Norway's regional structure is under debate as questions about territorial boundaries, scale, scope of tasks and responsibilities, and decision-making structures have become an issue in Norwegian politics. This tendency of changing the scale of public action with regard to governmental structures, economic politics, welfare, and civic society has been termed ‘new regionalism’. New regionalism often comes under criticism of being too neo-liberalistic or too economically orientated, leaving in its wake debates of democratic accountability and the neglect of ‘soft factors’ (i.e. socio-culture, identity, consciousness, and participation). In this article the authors investigate whether new democratic or semi-democratic regional organisations as advocated by new regionalist schemes require identification amongst the local population in order to be successful and enduring governmental structures. Further, it is shown how too simplistic understandings of the social processes, and their inherent power aspects, involved in the implementation of the new regionalist development scheme ‘Mountain Region’ distort the undertaking.
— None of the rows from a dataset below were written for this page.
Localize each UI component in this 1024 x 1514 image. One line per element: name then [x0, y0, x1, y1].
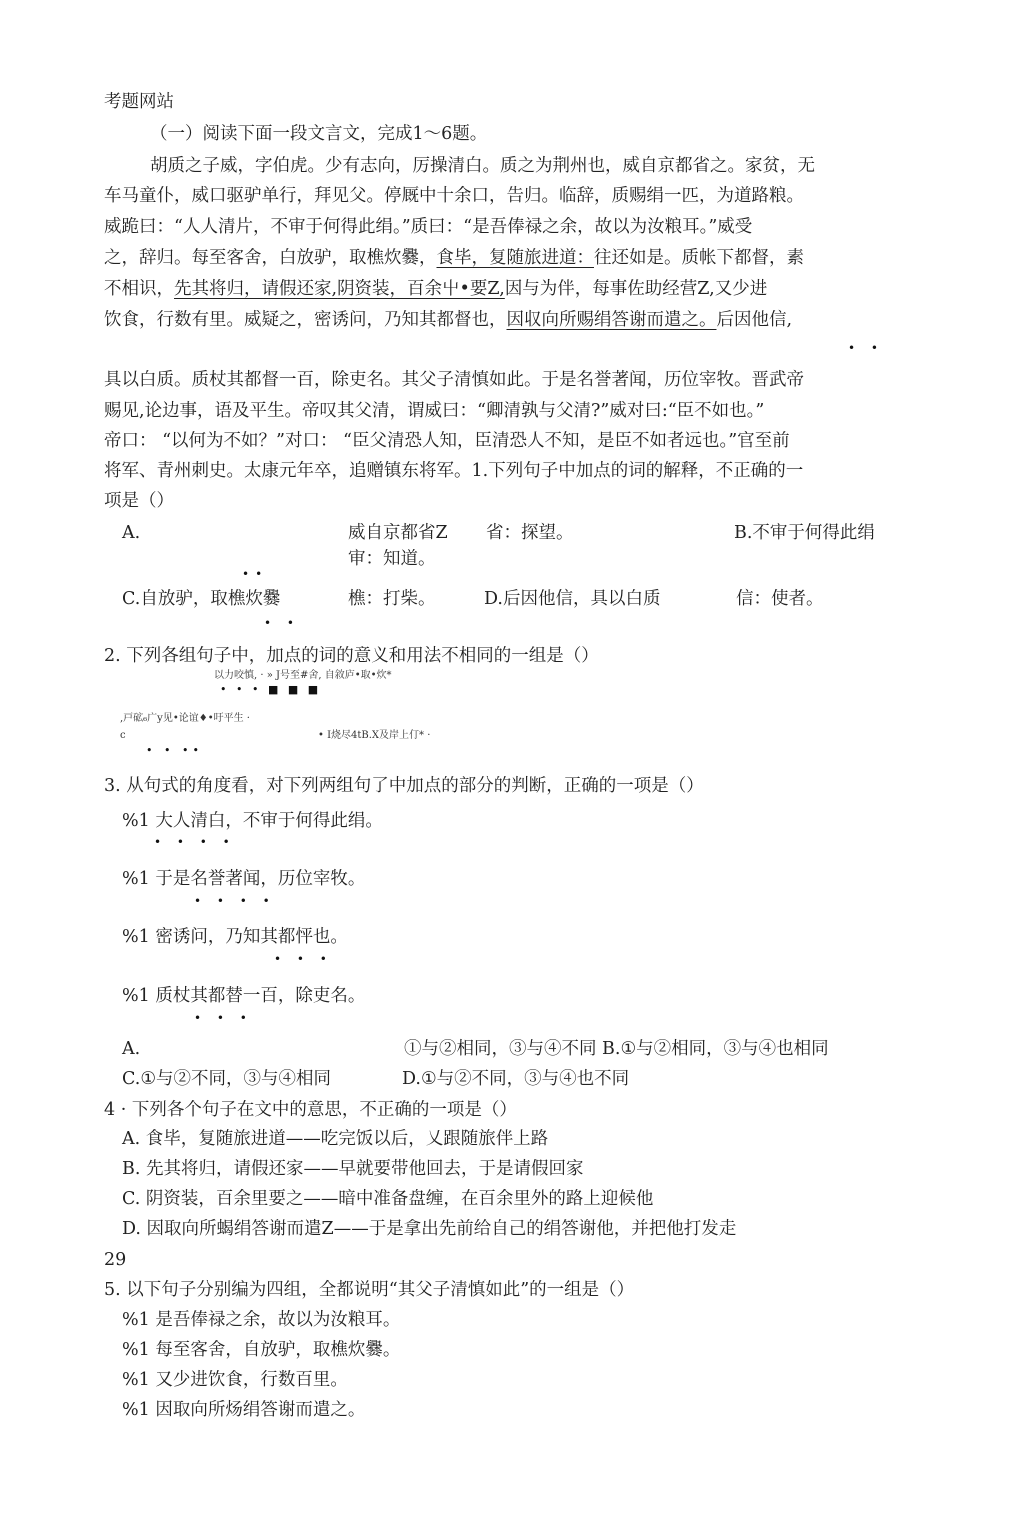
- emphasis-dots: • • • •: [154, 835, 236, 849]
- emphasis-dots: • • ••: [146, 744, 203, 757]
- emphasis-dots: • • • •: [194, 894, 276, 908]
- q1-option-a-gloss: 省：探望。: [486, 523, 574, 543]
- q1-option-d-text: D.后因他信，具以白质: [484, 589, 661, 609]
- passage-text: 不相识，: [104, 279, 174, 299]
- passage-text: 之，辞归。每至客舍，白放驴，取樵炊爨，: [104, 248, 437, 268]
- q2-garbled-line-3b: • I烧尽4tB.X及岸上仃* ·: [318, 730, 431, 741]
- passage-text: 因与为伴，每事佐助经营Z,又少进: [504, 279, 768, 299]
- passage-text: 后因他信,: [716, 310, 793, 330]
- q4-option-a: A. 食毕，复随旅进道——吃完饭以后，乂跟随旅伴上路: [122, 1129, 549, 1149]
- q3-stem: 3. 从句式的角度看，对下列两组句了中加点的部分的判断，正确的一项是（）: [104, 776, 704, 796]
- q2-garbled-line-3a: c: [120, 730, 126, 741]
- q4-option-c: C. 阴资装，百余里要之——暗中准备盘缠，在百余里外的路上迎候他: [122, 1189, 654, 1209]
- passage-line-10: 将军、青州刺史。太康元年卒，追赠镇东将军。1.下列句子中加点的词的解释，不正确的一: [104, 461, 804, 481]
- q4-option-b: B. 先其将归，请假还家——早就要带他回去，于是请假回家: [122, 1159, 584, 1179]
- q4-option-d: D. 因取向所蝎绢答谢而遣Z——于是拿出先前给自己的绢答谢他，并把他打发走: [122, 1219, 737, 1239]
- passage-line-8: 赐见,论边事，语及平生。帝叹其父清，谓威曰：“卿清孰与父清?”威对曰:“臣不如也。”: [104, 401, 765, 421]
- passage-line-7: 具以白质。质杖其都督一百，除吏名。其父子清慎如此。于是名誉著闻，历位宰牧。晋武帝: [104, 370, 804, 390]
- q1-option-b-text: B.不审于何得此绢: [734, 523, 875, 543]
- passage-line-11: 项是（）: [104, 491, 174, 511]
- emphasis-dots: • •: [264, 616, 300, 630]
- underlined-phrase-b: 先其将归，请假还家,: [174, 279, 338, 299]
- q2-stem: 2. 下列各组句子中，加点的词的意义和用法不相同的一组是（）: [104, 646, 599, 666]
- emphasis-dots: • • •: [194, 1011, 253, 1025]
- q5-stem: 5. 以下句子分别编为四组，全都说明“其父子清慎如此”的一组是（）: [104, 1280, 635, 1300]
- page-number: 29: [104, 1250, 127, 1270]
- passage-line-4: [104, 247, 804, 269]
- q4-stem: 4 · 下列各个句子在文中的意思，不正确的一项是（）: [104, 1100, 517, 1120]
- passage-text: 往还如是。质帐下都督，素: [594, 248, 804, 268]
- passage-line-3: 威跪曰：“人人清片，不审于何得此绢。”质曰：“是吾俸禄之余，故以为汝粮耳。”威受: [104, 217, 753, 237]
- q1-option-d-gloss: 信：使者。: [736, 589, 824, 609]
- emphasis-dots: • •: [848, 341, 884, 355]
- q3-options-ab: ①与②相同，③与④不同 B.①与②相同，③与④也相同: [404, 1039, 829, 1059]
- site-header: 考题网站: [104, 92, 174, 112]
- passage-text: 饮食，行数有里。威疑之，密诱问，乃知其都督也，: [104, 310, 507, 330]
- q1-option-c-text: C.自放驴，取樵炊爨: [122, 589, 281, 609]
- passage-line-9: 帝口： “以何为不如？”对口： “臣父清恐人知，臣清恐人不知，是臣不如者远也。”官至前: [104, 431, 790, 451]
- q2-garbled-line-2: ,戸砿₆广y见•论谊♦•吁平生 ·: [120, 713, 250, 724]
- q1-option-b-gloss: 审：知道。: [348, 549, 436, 569]
- passage-line-6: [104, 309, 792, 331]
- passage-line-1: 胡质之子威，字伯虎。少有志向，厉操清白。质之为荆州也，威自京都省之。家贫，无: [150, 156, 815, 176]
- underlined-phrase-d: 因収向所赐绢答谢而遣之。: [506, 310, 717, 330]
- emphasis-dots: • • • ■ ■ ■: [220, 683, 322, 696]
- q2-garbled-line-1: 以力咬慎, · » J号至#舍, 自敘庐•取•炊*: [214, 670, 392, 681]
- q1-option-c-gloss: 樵：打柴。: [348, 589, 436, 609]
- q3-sentence-1: %1 大人清白，不审于何得此绢。: [122, 811, 383, 831]
- q1-option-a-label: A.: [122, 523, 141, 543]
- q3-option-a-label: A.: [122, 1039, 141, 1059]
- q3-sentence-2: %1 于是名誉著闻，历位宰牧。: [122, 869, 366, 889]
- q3-option-d: D.①与②不同，③与④也不同: [402, 1069, 630, 1089]
- q5-sentence-3: %1 又少进饮食，行数百里。: [122, 1370, 348, 1390]
- q5-sentence-2: %1 每至客舍，自放驴，取樵炊爨。: [122, 1340, 401, 1360]
- underlined-phrase-c: 阴资装，百余屮•要Z,: [337, 279, 505, 299]
- emphasis-dots: • • •: [274, 952, 333, 966]
- underlined-phrase-a: 食毕，复随旅进道：: [436, 248, 594, 268]
- passage-line-5: [104, 278, 767, 300]
- q5-sentence-1: %1 是吾俸禄之余，故以为汝粮耳。: [122, 1310, 401, 1330]
- q1-option-a-text: 威自京都省Z: [348, 523, 448, 543]
- q3-option-c: C.①与②不同，③与④相同: [122, 1069, 332, 1089]
- q3-sentence-3: %1 密诱问，乃知其都怦也。: [122, 927, 348, 947]
- passage-line-2: 车马童仆，威口驱驴单行，拜见父。停厩中十余口，告归。临辞，质赐绢一匹，为道路粮。: [104, 186, 804, 206]
- section-intro: （一）阅读下面一段文言文，完成1〜6题。: [150, 124, 488, 144]
- q3-sentence-4: %1 质杖其都替一百，除吏名。: [122, 986, 366, 1006]
- q5-sentence-4: %1 因取向所炀绢答谢而遣之。: [122, 1400, 366, 1420]
- emphasis-dots: ••: [242, 567, 269, 581]
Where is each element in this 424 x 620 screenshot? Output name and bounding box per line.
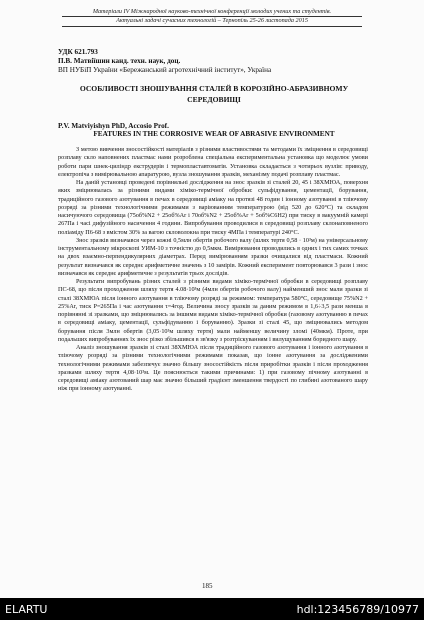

The authors find that a more complex relational and contextual understanding is in demand, one in which regionalisation is not only recognised as a process which diffuses across time-space, but also takes an asymmetrical place across society's social fabric, and one where ‘soft factors’ such as ‘regional identity’ are not sidestepped.

Acknowledgements

We would like to thank two anonymous referees and Michael Jones for constructive input. We also acknowledge our former colleague Torill Meistad for her participation in the RESTRIM project team, Dr Carol Richards for her contribution to ensuring that the article's English is readable, and our colleagues at the Centre for Rural Research who, at one stage or another, have provided much appreciated comments on this article.